D'une douzaine de mètres de long, le Rata accueille à son bord plus de passagers qu'un 727 rempli à craquer. Moyen le plus économique pour faire la traversée de trois heures entre les deux îles, il est prisé par les gens de la place qui n'ont pas une fortune à dépenser.

Ce soir, il n'y a aucun touriste à bord. Juste un tout petit Bruno assis entre deux Fidjiens de six pieds.

Le capitaine, sur le pont, regarde au loin en soupirant, les mains sur les hanches. La mer est agitée. Le vent, qui vient de se lever, brise la crête des vagues et siffle par les trous de la coque rouillée. Le capitaine enfonce sa casquette sur sa tête. On peut lire sur son visage que la traversée sera difficile.

Un groupe d'Indo-Fidjiens, assis derrière moi, rigole et se lance des boulettes de papier. Une grosse madame chargée de sacs d'épicerie s'est endormie, la tête sur l'épaule de son voisin amusé. Une vague frappe le bateau qui n'en finit plus de tanguer. Je ne partage pas le plaisir des autres passagers. Je commence déjà à avoir la nausée.

Le second du bateau, un jeune Fidjien d'une vingtaine d'années avec une afro " disco 1980 ", bombe le torse, règle son veston et vient me saluer. Il s'appelle Apenisa. Il a l'air fier de porter son costume de marin. Il me demande d'où je viens. Il me dit qu'il aimerait bien venir au Canada, un jour, pour jouer au rugby. Il me souhaite une bonne traversée.

Je le remercie. Mais je me dis que j'ai encore le temps de changer d'idée. C'est bien beau de vouloir vivre comme les autochtones, c'est pas une raison pour mourir avec eux.

Au moment où j'élabore un plan de sortie en douce, l'ancre est levée. Shit.

Le bateau s'engage dans la baie. Les flots sont déchaînés. Pas de doute, entre les deux îles, ça va brasser.

Apenisa me lance un clin d'oeil. Il vient se placer devant les passagers, une ceinture de sauvetage autour du cou, et se met à donner des consignes de sécurité, sur un ton qui n'entend pas à rire.

- S'il vous plaît, écoutez-moi! En cas d'accident, vous devez savoir que les ceintures de sauvetage sont situées dans les caissons sous les bancs. Chacun devrait en avoir une. D'habitude, il y en a assez pour tout le monde. S'il en manque, les mères devraient partager leur ceinture avec leur enfant.
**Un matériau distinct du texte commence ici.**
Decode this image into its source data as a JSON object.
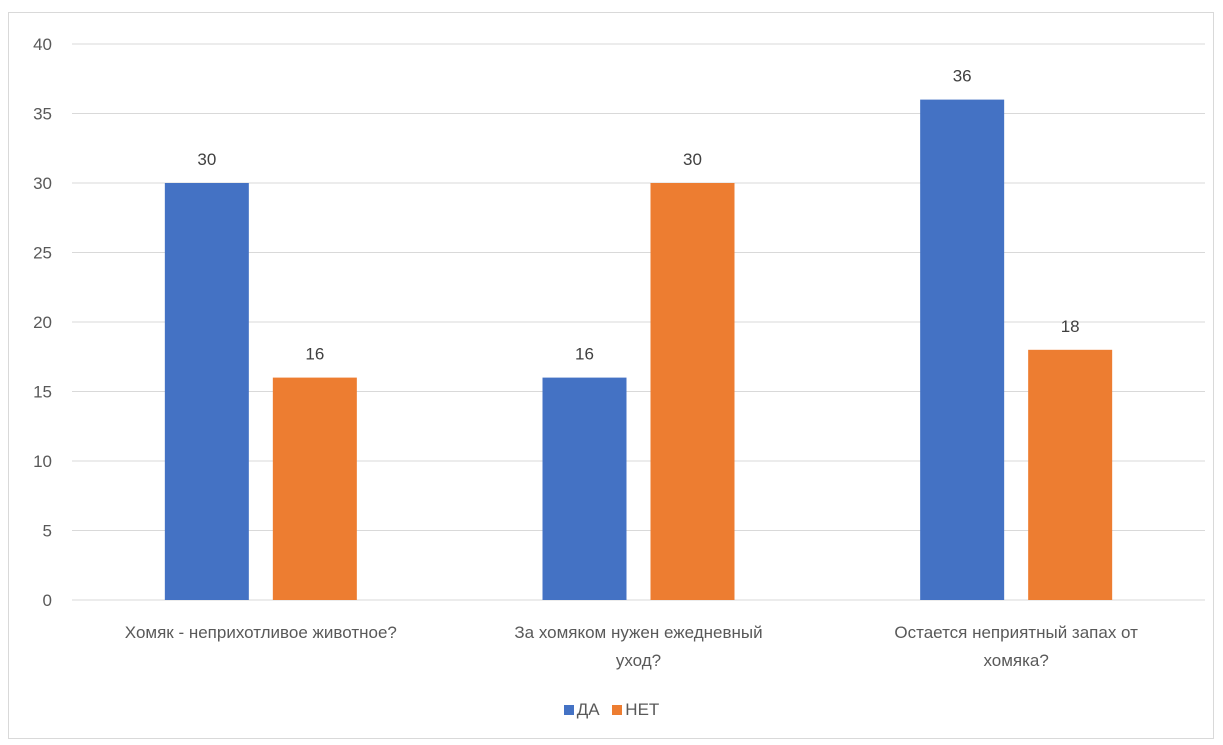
{
  "chart_data": {
    "type": "bar",
    "categories": [
      [
        "Хомяк - неприхотливое животное?"
      ],
      [
        "За хомяком нужен ежедневный",
        "уход?"
      ],
      [
        "Остается неприятный запах от",
        "хомяка?"
      ]
    ],
    "series": [
      {
        "name": "ДА",
        "color": "#4472C4",
        "values": [
          30,
          16,
          36
        ]
      },
      {
        "name": "НЕТ",
        "color": "#ED7D31",
        "values": [
          16,
          30,
          18
        ]
      }
    ],
    "ylim": [
      0,
      40
    ],
    "yticks": [
      0,
      5,
      10,
      15,
      20,
      25,
      30,
      35,
      40
    ],
    "grid": true,
    "legend": "bottom",
    "gridline_color": "#d9d9d9"
  }
}
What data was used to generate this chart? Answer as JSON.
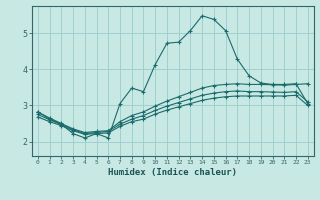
{
  "xlabel": "Humidex (Indice chaleur)",
  "bg_color": "#c8e8e4",
  "grid_color": "#99cccc",
  "line_color": "#1a6b6b",
  "xlim": [
    -0.5,
    23.5
  ],
  "ylim": [
    1.6,
    5.75
  ],
  "xticks": [
    0,
    1,
    2,
    3,
    4,
    5,
    6,
    7,
    8,
    9,
    10,
    11,
    12,
    13,
    14,
    15,
    16,
    17,
    18,
    19,
    20,
    21,
    22,
    23
  ],
  "yticks": [
    2,
    3,
    4,
    5
  ],
  "line1_x": [
    0,
    1,
    2,
    3,
    4,
    5,
    6,
    7,
    8,
    9,
    10,
    11,
    12,
    13,
    14,
    15,
    16,
    17,
    18,
    19,
    20,
    21,
    22,
    23
  ],
  "line1_y": [
    2.82,
    2.62,
    2.48,
    2.22,
    2.1,
    2.22,
    2.1,
    3.05,
    3.48,
    3.38,
    4.13,
    4.72,
    4.75,
    5.07,
    5.48,
    5.38,
    5.07,
    4.28,
    3.82,
    3.62,
    3.58,
    3.58,
    3.6,
    3.05
  ],
  "line2_x": [
    0,
    1,
    2,
    3,
    4,
    5,
    6,
    7,
    8,
    9,
    10,
    11,
    12,
    13,
    14,
    15,
    16,
    17,
    18,
    19,
    20,
    21,
    22,
    23
  ],
  "line2_y": [
    2.82,
    2.65,
    2.5,
    2.35,
    2.25,
    2.28,
    2.3,
    2.55,
    2.72,
    2.82,
    2.98,
    3.12,
    3.24,
    3.36,
    3.48,
    3.55,
    3.58,
    3.6,
    3.58,
    3.58,
    3.57,
    3.56,
    3.58,
    3.6
  ],
  "line3_x": [
    0,
    1,
    2,
    3,
    4,
    5,
    6,
    7,
    8,
    9,
    10,
    11,
    12,
    13,
    14,
    15,
    16,
    17,
    18,
    19,
    20,
    21,
    22,
    23
  ],
  "line3_y": [
    2.75,
    2.6,
    2.47,
    2.33,
    2.22,
    2.25,
    2.28,
    2.48,
    2.62,
    2.72,
    2.86,
    2.98,
    3.08,
    3.18,
    3.28,
    3.34,
    3.38,
    3.4,
    3.38,
    3.38,
    3.37,
    3.36,
    3.38,
    3.1
  ],
  "line4_x": [
    0,
    1,
    2,
    3,
    4,
    5,
    6,
    7,
    8,
    9,
    10,
    11,
    12,
    13,
    14,
    15,
    16,
    17,
    18,
    19,
    20,
    21,
    22,
    23
  ],
  "line4_y": [
    2.68,
    2.55,
    2.44,
    2.3,
    2.2,
    2.22,
    2.24,
    2.42,
    2.55,
    2.62,
    2.76,
    2.87,
    2.96,
    3.05,
    3.14,
    3.2,
    3.24,
    3.26,
    3.26,
    3.26,
    3.26,
    3.26,
    3.28,
    3.0
  ]
}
Rassurant. Était-ce une blague?

- Et voilà comment vous devez porter la ceinture de sauvetage. Il s'agit de passer la tête dans le trou, en avant. Et d'attacher les sangles, de chaque côté.

Il mime le geste. Derrière moi, les Indo-Fidjiens continuent toujours de rigoler et ne portent pas du tout attention à la présentation en cours. Apenisa, agacé, les fusille du regard. Il grimace, secoue sa tête frisée et hausse le ton, en leur direction.

- Hé ho! J'ai dit écoutez-moi!

Surpris, ils se taisent. Il se met aussitôt à les blaster.

- Vous vous pensez intelligents ou quoi? Si jamais le bateau était renversé, qu'est-ce que vous feriez? Hein? En plein milieu de la mer, pensez-vous que vous seriez capables de nager? Dans des vagues de trois mètres, en pleine nuit, croyez-vous que vous pourriez survivre? Hein?

Silence à bord. Comme les autres passagers, je suis sidéré. J'ai le goût de plonger à l'eau et de retourner au quai. Le jeune homme, satisfait de son effet sur le groupe, met le paquet.

- Sans ceinture de sauvetage, vous allez vous noyer!

Il nous montre du doigt, un à un.

- Tous! La ceinture de sauvetage pourra vous permettre de flotter, pendant au moins 12 heures!

Il sourit.

- Et surtout ne paniquez pas! Nous vous enverrons de l'aide!

Bravo, Apenisa. Les passagers sont au bord de la panique. Gonflé à bloc, il conclut alors son discours, les deux bras dans les airs, à la Rocky.

- Mais le plus important, c'est d'avoir le désir de survivre! The will to live!

Ouf. Quelle performance. J'ai envie d'applaudir, mais je me lève pour aller vomir.

La traversée durera une heure de plus que prévu. La seule fois où j'ai été aussi malade, c'est à 16 ans, après une brosse au Pernod à La Ronde.

Mais nous y sommes arrivés.

Avant de débarquer, je suis allé voir Apenisa. Je lui ai dit qu'au Canada, il y a des pumas, des ours polaire et des grizzlis en liberté, et que le plus petit joueur de rugby mesure huit pieds.

Le pas léger, je suis descendu sur le quai.